In an accelerated solvent extraction procedure, the static extraction time and cycles are additional elementary experimental parameters. Extraction times establish an equilibrium beyond which an increase in time should not have consequence on extraction performance. However, our results reveal that solvents with extraction times longer than 5 min offer reduced recoveries with increasing volumes of the extraction solution and extend the extraction time [23,27,30]. The highest recovery values, 95.6% and 102.2% for acetochlor and s-metolachlor, were obtained within 5 min. The number of extraction cycles based on average recoveries indicate that only one cycle operation was efficient in terms of saving solvent and increasing analytical rate.

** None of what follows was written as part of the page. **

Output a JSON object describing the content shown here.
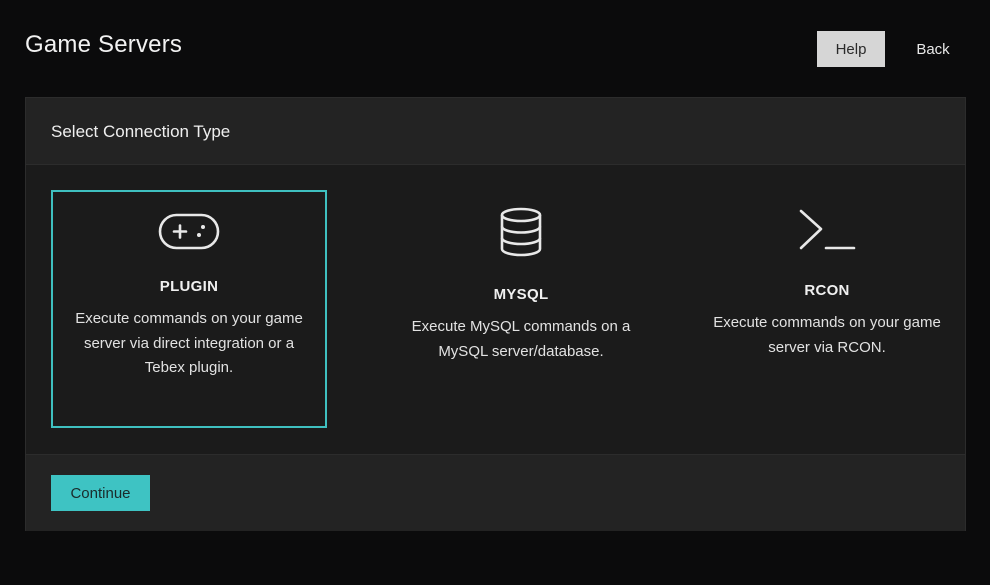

The suggested ASE sample processing coupled with a GC-MS approach was compared to other chromatographic analysis techniques from the literature used to determine acetochlor and s-metolachlor [33,34]. Certainly, the proposed approach has a larger linear range and lower LOD and RSD than the other methods, which makes it significantly better. Additionally, the advantages of this technique include simplicity of use, maximum efficiency, low solvent consumption, and environmental conservation. Furthermore, this method has significant labor-saving and budget benefits. Overall, this approach is highly selective, sensitive, and precise, and it has the potential to be used in everyday research.

Real samples collected from the Research Farm of the Agricultural University Iasi-Romania were extracted according to the ASE procedure established. The obtained results show that the concentration of acetochlor and s-metolachlor were under limitation values [14]. Major breakdown processes under natural conditions depend on physical-chemical properties of the herbicides and soil pH and properties, moisture and microorganisms. The maize and soybean crops were grown in Romania under temperate conditions, and the straws were allowed to dry in the field after reaching maturity, which may be the reason for low residues [4,35]. The concentrations of anilide herbicides in plant samples were comparable to those of other field studies [20,28]. In a comparable study on acetochlor residues, no residues were quantified in real samples using HPLC–MS/MS and GC-MS. This type of herbicide belongs to the category of low residue pesticides and, taking into account other factors such as soil pH and properties as well as environmental conditions, almost 90% of the residues were degraded.

5. Conclusions

In this study, a simple and efficient method for the extraction and quantitation of acetochlor and s-metolachlor in maize and soybean plants was reported. The optimized ASE procedure ensures less solvent consumption and lower sample preparation time with reduced operational labor. The suggested method introduces varied benefits in terms of sensitivity, accuracy and selectivity, and it is possible that it can be used in other matrices.